Wednesday, April 17, 2013

Austerity Fail (Yet Again)

What happens when the main "academic" underpinning of your argument that austerity brings prosperity is exposed as, um.... BS?  Oops.

Jon Chait at New York Magazine has a great piece on the Reinhart/ Rogoff report, which formed the basis of all the Paul Ryan/ Simpson-Bowles/ Washington Beltway media received -- and self-perpetuating -- wisdom that incurring debt while stimulating the economy is berry berry bad, austerity is berry berry good.  Here's a taste:
If you ever follow American politics — if you glance at a newspaper, or have a Sunday morning talk show on in the background — you have probably heard the following fact: Economists believe that the national debt causes the economy to slow once it reaches 90 percent of the size of GDP. Even if you don’t remember this fact, it is embedded so deeply in the reporting and commentary on Washington that its influence is unmistakable.
The provenance of this fact is a paper by the economists Carmen Reinhart and Kenneth Rogoff.

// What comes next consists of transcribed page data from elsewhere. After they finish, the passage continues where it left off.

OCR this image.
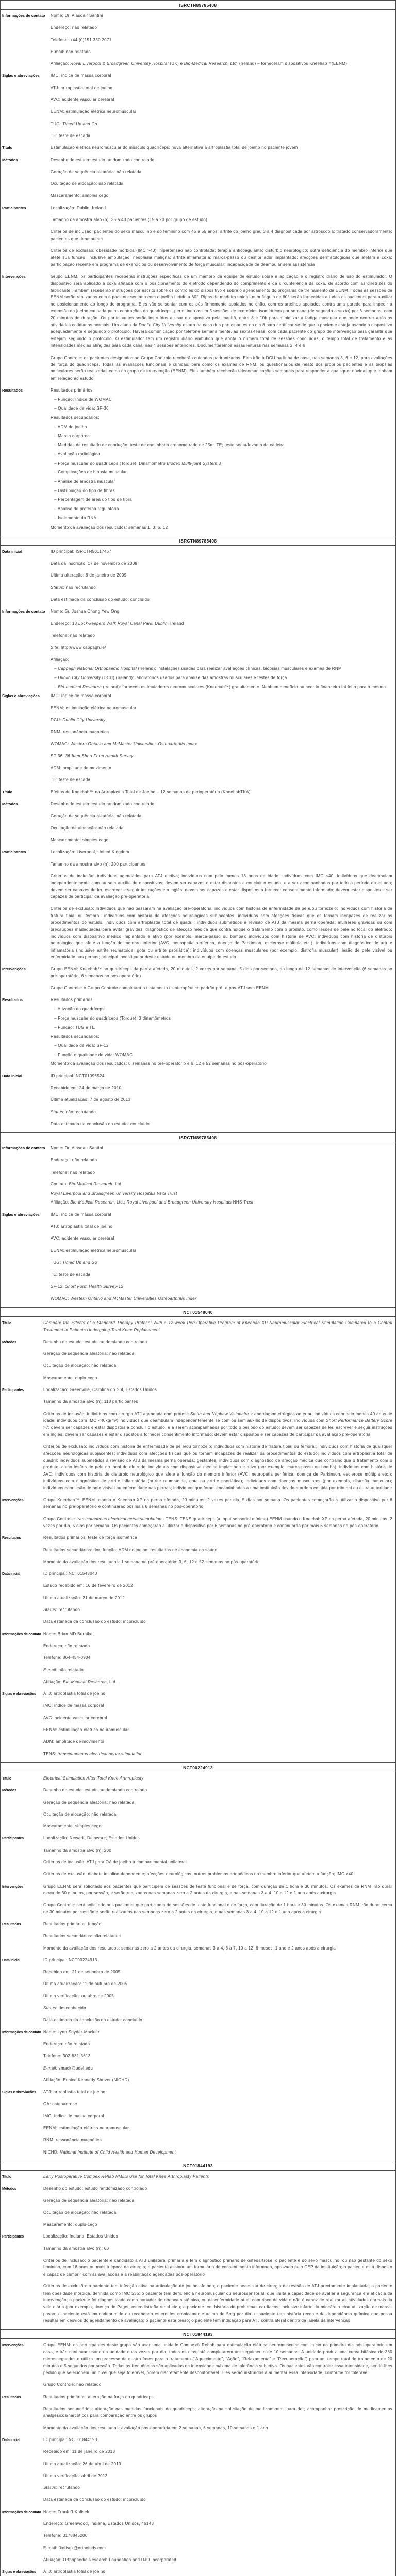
ISRCTN89785408
Informações de contato	Nome: Dr. Alasdair Santini

Endereço: não relatado

Telefone: +44 (0)151 330 2071

E-mail: não relatado

Afiliação: Royal Liverpool & Broadgreen University Hospital (UK) e Bio-Medical Research, Ltd. (Ireland) – forneceram dispositivos Kneehab™(EENM)

Siglas e abreviações	IMC: índice de massa corporal

ATJ: artroplastia total de joelho

AVC: acidente vascular cerebral

EENM: estimulação elétrica neuromuscular

TUG: Timed Up and Go

TE: teste de escada

Título	Estimulação elétrica neuromuscular do músculo quadríceps: nova alternativa à artroplastia total de joelho no paciente jovem

Métodos	Desenho do estudo: estudo randomizado controlado

Geração de sequência aleatória: não relatada

Ocultação de alocação: não relatada

Mascaramento: simples cego

Participantes	Localização: Dublin, Ireland

Tamanho da amostra alvo (n): 35 a 40 pacientes (15 a 20 por grupo de estudo)

Critérios de inclusão: pacientes do sexo masculino e do feminino com 45 a 55 anos; artrite do joelho grau 3 a 4 diagnosticada por artroscopia; tratado conservadoramente; pacientes que deambulam

Critérios de exclusão: obesidade mórbida (IMC >40); hipertensão não controlada; terapia anticoagulante; distúrbio neurológico; outra deficiência do membro inferior que afete sua função, inclusive amputação; neoplasia maligna; artrite inflamatória; marca-passo ou desfibrilador implantado; afecções dermatológicas que afetam a coxa; participação recente em programa de exercícios ou desenvolvimento de força muscular; incapacidade de deambular sem assistência

Intervenções	Grupo EENM: os participantes receberão instruções específicas de um membro da equipe de estudo sobre a aplicação e o registro diário de uso do estimulador. O dispositivo será aplicado à coxa afetada com o posicionamento do eletrodo dependendo do comprimento e da circunferência da coxa, de acordo com as diretrizes do fabricante. Também receberão instruções por escrito sobre os controles do dispositivo e sobre o agendamento do programa de treinamento da EENM. Todas as sessões de EENM serão realizadas com o paciente sentado com o joelho fletido a 60°. Ripas de madeira unidas num ângulo de 60° serão fornecidas a todos os pacientes para auxiliar no posicionamento ao longo do programa. Eles vão se sentar com os pés firmemente apoiados no chão, com os artelhos apoiados contra uma parede para impedir a extensão do joelho causada pelas contrações do quadríceps, permitindo assim 5 sessões de exercícios isométricos por semana (de segunda a sexta) por 6 semanas, com 20 minutos de duração. Os participantes serão instruídos a usar o dispositivo pela manhã, entre 8 e 10h para minimizar a fadiga muscular que pode ocorrer após as atividades cotidianas normais. Um aluno da Dublin City University estará na casa dos participantes no dia 8 para certificar-se de que o paciente esteja usando o dispositivo adequadamente e seguindo o protocolo. Haverá comunicação por telefone semanalmente, às sextas-feiras, com cada paciente do grupo de intervenção para garantir que estejam seguindo o protocolo. O estimulador tem um registro diário embutido que anota o número total de sessões concluídas, o tempo total de tratamento e as intensidades médias atingidas para cada canal nas 4 sessões anteriores. Documentaremos essas leituras nas semanas 2, 4 e 6

Grupo Controle: os pacientes designados ao Grupo Controle receberão cuidados padronizados. Eles irão à DCU na linha de base, nas semanas 3, 6 e 12, para avaliações de força do quadríceps. Todas as avaliações funcionais e clínicas, bem como os exames de RNM, os questionários de relato dos próprios pacientes e as biópsias musculares serão realizadas como no grupo de intervenção (EENM). Eles também receberão telecomunicações semanais para responder a quaisquer dúvidas que tenham em relação ao estudo

Resultados	Resultados primários:

– Função: índice de WOMAC

– Qualidade de vida: SF-36

Resultados secundários:

– ADM do joelho

– Massa corpórea

– Medidas de resultado de condução: teste de caminhada cronometrado de 25m; TE; teste senta/levanta da cadeira

– Avaliação radiológica

– Força muscular do quadríceps (Torque): Dinamômetro Biodex Multi-joint System 3

– Complicações de biópsia muscular

– Análise de amostra muscular

– Distribuição do tipo de fibras

– Percentagem de área do tipo de fibra

– Análise de proteína regulatória

– Isolamento do RNA

Momento da avaliação dos resultados: semanas 1, 3, 6, 12

ISRCTN89785408
Data inicial	ID principal: ISRCTN50117467

Data da inscrição: 17 de novembro de 2008

Última alteração: 8 de janeiro de 2009

Status: não recrutando

Data estimada da conclusão do estudo: concluído

Informações de contato	Nome: Sr. Joshua Chong Yew Ong

Endereço: 13 Lock-keepers Walk Royal Canal Park, Dublin, Ireland

Telefone: não relatado

Site: http://www.cappagh.ie/

Afiliação:

– Cappagh National Orthopaedic Hospital (Ireland): instalações usadas para realizar avaliações clínicas, biópsias musculares e exames de RNM

– Dublin City University (DCU) (Ireland): laboratórios usados para análise das amostras musculares e testes de força

– Bio-medical Research (Ireland): forneceu estimuladores neuromusculares (Kneehab™) gratuitamente. Nenhum benefício ou acordo financeiro foi feito para o mesmo

Siglas e abreviações	IMC: índice de massa corporal

EENM: estimulação elétrica neuromuscular

DCU: Dublin City University

RNM: ressonância magnética

WOMAC: Western Ontario and McMaster Universities Osteoarthritis Index

SF-36: 36-Item Short Form Health Survey

ADM: amplitude de movimento

TE: teste de escada

Título	Efeitos de Kneehab™ na Artroplastia Total de Joelho – 12 semanas de perioperatório (KneehabTKA)

Métodos	Desenho do estudo: estudo randomizado controlado

Geração de sequência aleatória: não relatada

Ocultação de alocação: não relatada

Mascaramento: simples cego

Participantes	Localização: Liverpool, United Kingdom

Tamanho da amostra alvo (n): 200 participantes

Critérios de inclusão: indivíduos agendados para ATJ eletiva; indivíduos com pelo menos 18 anos de idade; indivíduos com IMC <40; indivíduos que deambulam independentemente com ou sem auxílio de dispositivos; devem ser capazes e estar dispostos a concluir o estudo, e a ser acompanhados por todo o período do estudo; devem ser capazes de ler, escrever e seguir instruções em inglês; devem ser capazes e estar dispostos a fornecer consentimento informado; devem estar dispostos e ser capazes de participar da avaliação pré-operatória

Critérios de exclusão: indivíduos que não passaram na avaliação pré-operatória; indivíduos com história de enfermidade de pé e/ou tornozelo; indivíduos com história de fratura tibial ou femoral; indivíduos com história de afecções neurológicas subjacentes; indivíduos com afecções físicas que os tornam incapazes de realizar os procedimentos do estudo; indivíduos com artroplastia total de quadril; indivíduos submetidos à revisão de ATJ da mesma perna operada; mulheres grávidas ou com precauções inadequadas para evitar gravidez; diagnóstico de afecção médica que contraindique o tratamento com o produto, como lesões de pele no local do eletrodo; indivíduos com dispositivo médico implantado e ativo (por exemplo, marca-passo ou bomba); indivíduos com história de AVC; indivíduos com história de distúrbio neurológico que afete a função do membro inferior (AVC, neuropatia periférica, doença de Parkinson, esclerose múltipla etc.); indivíduos com diagnóstico de artrite inflamatória (inclusive artrite reumatoide, gota ou artrite psoriática); indivíduos com doenças musculares (por exemplo, distrofia muscular); lesão de pele visível ou enfermidade nas pernas; principal investigador deste estudo ou membro da equipe do estudo

Intervenções	Grupo EENM: Kneehab™ no quadríceps da perna afetada, 20 minutos, 2 vezes por semana, 5 dias por semana, ao longo de 12 semanas de intervenção (6 semanas no pré-operatório, 6 semanas no pós-operatório)

Grupo Controle: o Grupo Controle completará o tratamento fisioterapêutico padrão pré- e pós-ATJ sem EENM

Resultados	Resultados primários:

– Ativação do quadríceps

– Força muscular do quadríceps (Torque): 3 dinamômetros

– Função: TUG e TE

Resultados secundários:

– Qualidade de vida: SF-12

– Função e qualidade de vida: WOMAC

Momento da avaliação dos resultados: 6 semanas no pré-operatório e 6, 12 e 52 semanas no pós-operatório

Data inicial	ID principal: NCT01096524

Recebido em: 24 de março de 2010

Última atualização: 7 de agosto de 2013

Status: não recrutando

Data estimada da conclusão do estudo: concluído

ISRCTN89785408
Informações de contato	Nome: Dr. Alasdair Santini

Endereço: não relatado

Telefone: não relatado

Contato: Bio-Medical Research, Ltd.

Royal Liverpool and Broadgreen University Hospitals NHS Trust

Afiliação: Bio-Medical Research, Ltd.; Royal Liverpool and Broadgreen University Hospitals NHS Trust

Siglas e abreviações	IMC: índice de massa corporal

ATJ: artroplastia total de joelho

AVC: acidente vascular cerebral

EENM: estimulação elétrica neuromuscular

TUG: Timed Up and Go

TE: teste de escada

SF-12: Short Form Health Survey-12

WOMAC: Western Ontario and McMaster Universities Osteoarthritis Index

NCT01548040
Título	Compare the Effects of a Standard Therapy Protocol With a 12-week Peri-Operative Program of Kneehab XP Neuromuscular Electrical Stimulation Compared to a Control Treatment in Patients Undergoing Total Knee Replacement

Métodos	Desenho do estudo: estudo randomizado controlado

Geração de sequência aleatória: não relatada

Ocultação de alocação: não relatada

Mascaramento: duplo-cego

Participantes	Localização: Greenville, Carolina do Sul, Estados Unidos

Tamanho da amostra alvo (n): 118 participantes

Critérios de inclusão: indivíduos com cirurgia ATJ agendada com prótese Smith and Nephew Visionaire e abordagem cirúrgica anterior; indivíduos com pelo menos 40 anos de idade; indivíduos com IMC <40kg/m²; indivíduos que deambulam independentemente se com ou sem auxílio de dispositivos; indivíduos com Short Performance Battery Score >7; devem ser capazes e estar dispostos a concluir o estudo, e a serem acompanhados por todo o período do estudo; devem ser capazes de ler, escrever e seguir instruções em inglês; devem ser capazes e estar dispostos a fornecer consentimento informado; devem estar dispostos e ser capazes de participar da avaliação pré-operatória

Critérios de exclusão: indivíduos com história de enfermidade de pé e/ou tornozelo; indivíduos com história de fratura tibial ou femoral; indivíduos com história de quaisquer afecções neurológicas subjacentes; indivíduos com afecções físicas que os tornam incapazes de realizar os procedimentos do estudo; indivíduos com artroplastia total de quadril; indivíduos submetidos à revisão de ATJ da mesma perna operada; gestantes; indivíduos com diagnóstico de afecção médica que contraindique o tratamento com o produto, como lesões de pele no local do eletrodo; indivíduos com dispositivo médico implantado e ativo (por exemplo, marca-passo ou bomba); indivíduos com história de AVC; indivíduos com história de distúrbio neurológico que afete a função do membro inferior (AVC, neuropatia periférica, doença de Parkinson, esclerose múltipla etc.); indivíduos com diagnóstico de artrite inflamatória (artrite reumatoide, gota ou artrite psoriática); indivíduos com doenças musculares (por exemplo, distrofia muscular); indivíduos com lesão de pele visível ou enfermidade nas pernas; indivíduos que foram encaminhados a uma instituição devido a ordem emitida por tribunal ou outra autoridade

Intervenções	Grupo Kneehab™: EENM usando o Kneehab XP na perna afetada, 20 minutos, 2 vezes por dia, 5 dias por semana. Os pacientes começarão a utilizar o dispositivo por 6 semanas no pré-operatório e continuarão por mais 6 semanas no pós-operatório

Grupo Controle: transcutaneous electrical nerve stimulation - TENS: TENS quadríceps (a input sensorial mínimo) EENM usando o Kneehab XP na perna afetada, 20 minutos, 2 vezes por dia, 5 dias por semana. Os pacientes começarão a utilizar o dispositivo por 6 semanas no pré-operatório e continuarão por mais 6 semanas no pós-operatório

Resultados	Resultados primários: teste de força isométrica

Resultados secundários: dor; função; ADM do joelho; resultados de economia da saúde

Momento da avaliação dos resultados: 1 semana no pré-operatório; 3, 6, 12 e 52 semanas no pós-operatório

Data inicial	ID principal: NCT01548040

Estudo recebido em: 16 de fevereiro de 2012

Última atualização: 21 de março de 2012

Status: recrutando

Data estimada da conclusão do estudo: inconcluído

Informações de contato Nome: Brian MD Burnikel

Endereço: não relatado

Telefone: 864-454-0904

E-mail: não relatado

Afiliação: Bio-Medical Research, Ltd.

Siglas e abreviações	ATJ: artroplastia total de joelho

IMC: índice de massa corporal

AVC: acidente vascular cerebral

EENM: estimulação elétrica neuromuscular

ADM: amplitude de movimento

TENS: transcutaneous electrical nerve stimulation

NCT00224913
Título	Electrical Stimulation After Total Knee Arthroplasty

Métodos	Desenho do estudo: estudo randomizado controlado

Geração de sequência aleatória: não relatada

Ocultação de alocação: não relatada

Mascaramento: simples cego

Participantes	Localização: Newark, Delaware, Estados Unidos

Tamanho da amostra alvo (n): 200

Critérios de inclusão: ATJ para OA de joelho tricompartimental unilateral

Critérios de exclusão: diabete insulino-dependente; afecções neurológicas; outros problemas ortopédicos do membro inferior que afetem a função; IMC >40

Intervenções	Grupo EENM: será solicitado aos pacientes que participem de sessões de teste funcional e de força, com duração de 1 hora e 30 minutos. Os exames de RNM irão durar cerca de 30 minutos, por sessão, e serão realizados nas semanas zero a 2 antes da cirurgia, e nas semanas 3 a 4, 10 a 12 e 1 ano após a cirurgia

Grupo Controle: será solicitado aos pacientes que participem de sessões de teste funcional e de força, com duração de 1 hora e 30 minutos. Os exames RNM irão durar cerca de 30 minutos por sessão e serão realizados nas semanas zero a 2 antes da cirurgia, e nas semanas 3 a 4, 10 a 12 e 1 ano após a cirurgia

Resultados	Resultados primários: função

Resultados secundários: não relatados

Momento da avaliação dos resultados: semanas zero a 2 antes da cirurgia, semanas 3 a 4, 6 a 7, 10 a 12, 6 meses, 1 ano e 2 anos após a cirurgia

Data inicial	ID principal: NCT00224913

Recebido em: 21 de setembro de 2005

Última atualização: 11 de outubro de 2005

Última verificação: outubro de 2005

Status: desconhecido

Data estimada da conclusão do estudo: concluído

Informações de contato Nome: Lynn Snyder-Mackler

Endereço: não relatado

Telefone: 302-831-3613

E-mail: smack@udel.edu

Afiliação: Eunice Kennedy Shriver (NICHD)

Siglas e abreviações	ATJ: artroplastia total de joelho

OA: osteoartrose

IMC: índice de massa corporal

EENM: estimulação elétrica neuromuscular

RNM: ressonância magnética

NICHD: National Institute of Child Health and Human Development

NCT01844193
Título	Early Postoperative Compex Rehab NMES Use for Total Knee Arthroplasty Patients

Métodos	Desenho do estudo: estudo randomizado controlado

Geração de sequência aleatória: não relatada

Ocultação de alocação: não relatada

Mascaramento: duplo-cego

Participantes	Localização: Indiana, Estados Unidos

Tamanho da amostra alvo (n): 60

Critérios de inclusão: o paciente é candidato a ATJ unilateral primária e tem diagnóstico primário de osteoartrose; o paciente é do sexo masculino, ou não gestante do sexo feminino, com 18 anos ou mais à época da cirurgia; o paciente assinou um formulário de consentimento informado, aprovado pelo CEP da instituição; o paciente está disposto e capaz de cumprir com as avaliações e a reabilitação agendadas pós-operatório

Critérios de exclusão: o paciente tem infecção ativa na articulação do joelho afetado; o paciente necessita de cirurgia de revisão de ATJ previamente implantada; o paciente tem obesidade mórbida, definida como IMC ≥36; o paciente tem deficiência neuromuscular ou neurossensorial, que limita a capacidade de avaliar a segurança e a eficácia da intervenção; o paciente foi diagnosticado como portador de doença sistêmica, ou de enfermidade atual com risco de vida e não é capaz de realizar as atividades normais da vida diária (por exemplo, doença de Paget, osteodistrofia renal etc.); o paciente tem história de problemas cardíacos, inclusive infarto do miocárdio e/ou utilização de marca-passo; o paciente está imunodeprimido ou recebendo esteroides cronicamente acima de 5mg por dia; o paciente tem história recente de dependência química que possa resultar em desvios do agendamento de avaliação; o paciente está preso; o paciente tem indicação para ATJ contralateral dentro da janela da intervenção

NCT01844193
Intervenções	Grupo EENM: os participantes deste grupo vão usar uma unidade Compex® Rehab para estimulação elétrica neuromuscular com início no primeiro dia pós-operatório em casa, e irão continuar usando a unidade duas vezes por dia, todos os dias, até completarem um seguimento de 10 semanas. A unidade produz uma curva bifásica de 380 microssegundos e utiliza um processo de quatro fases para o tratamento (“Aquecimento”, “Ação”, “Relaxamento” e “Recuperação”) para um tempo total de tratamento de 20 minutos e 5 segundos por sessão. Todas as frequências são aplicadas na intensidade máxima de tolerância subjetiva. Os pacientes vão controlar essa intensidade, sendo-lhes pedido que selecionem um nível que seja tolerável, porém discretamente desconfortável. Eles serão instruídos a aumentar essa intensidade, conforme for tolerável

Grupo Controle: não relatado

Resultados	Resultados primários: alteração na força do quadríceps

Resultados secundários: alteração nas medidas funcionais do quadríceps; alteração na solicitação de medicamentos para dor; acompanhar prescrição de medicamentos analgésicos/narcóticos para comparação entre os grupos

Momento da avaliação dos resultados: avaliação pós-operatória em 2 semanas, 6 semanas, 10 semanas e 1 ano

Data inicial	ID principal: NCT01844193

Recebido em: 11 de janeiro de 2013

Última atualização: 26 de abril de 2013

Última verificação: abril de 2013

Status: recrutando

Data estimada da conclusão do estudo: inconcluído

Informações de contato Nome: Frank R Kolisek

Endereço: Greenwood, Indiana, Estados Unidos, 46143

Telefone: 3178845200

E-mail: fkolisek@orthoindy.com

Afiliação: Orthopaedic Research Foundation and DJO Incorporated

Siglas e abreviações	ATJ: artroplastia total de joelho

It turns out the paper was wrong. Some other economists tried to replicate its findings and discovered some basic errors. They left several crucial historical examples out of their study and miscoded some other cases on their spreadsheet. When fixed, the errors change the finding.
"Changed the finding,"  or to paraphrase Chait, "Sorry about all that unnecessary unemployment and suffering, folks!" We await tomorrow's mea culpa editorial in the once great Washington Post Kaplan Daily.